Lo perdí de vista tantas semanas y ahora...¡Ah, como me lo esperaba yo! Si algo sucedía, algo malo tendría que ser.¡ Él, sangre pútrida, él estaba allí, en mi puesto, nombrado el mismo día de mi despido!
* * *
Estuve aguardándolo pacientemente, pero cuando lo vi toda la furia me poseyó. Se me hincharon los belfos, me fui al suelo y mis cuatro patas me dispararon hacia él, que ya, advertido rápidamente, en sus cuatro patas también, con un leve aullido de miedo, mostraba, por instinto de defensa, los dientes. Me abalancé sobre su cabeza mordiéndolo con implacable rabia, echando espuma por la boca, tratando de hincarle los dientes en el cuello, que él defendía desesperado con las patas delanteras.

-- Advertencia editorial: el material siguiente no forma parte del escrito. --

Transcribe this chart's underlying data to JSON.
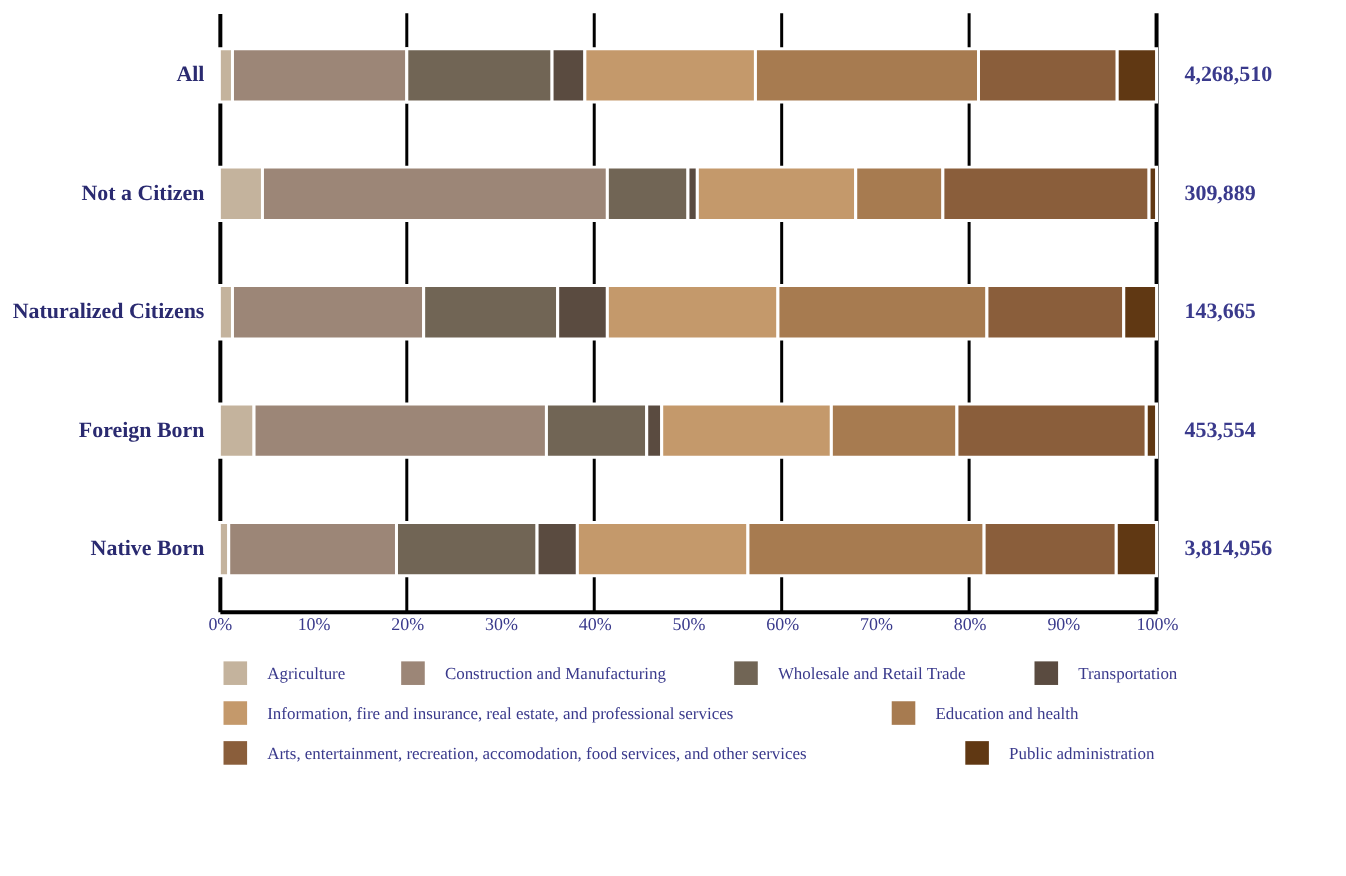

Un barrendero, a instancias de una mujer que gritaba espantada, nos separó a escobazos.
* * *
Nada de esto, sin embargo, concede la razón a Magissi.
Mariposas de Koch
Dicen que escupo sangre, y que pronto moriré. ¡No! ¡No! Son mariposas, mariposas rojas. Veréis.
Yo veía a mi burro mascar margaritas y se me antojaba que esa placidez de vida, esa serenidad de espíritu que le rebasaba los ojos era obra de las cándidas flores. Un día quise comer, como él, una margarita. Tendí la mano y en ese momento se posó en la flor una mariposa tan blanca como ella. Me dije: ¿por qué no también?, y la llevé a los labios. Es preferible, puedo decirlo, verlas en el aire. Tienen un sabor que es tanto de aceite como de hierbas rumiadas. Tal, por lo menos, era el gusto de esa mariposa.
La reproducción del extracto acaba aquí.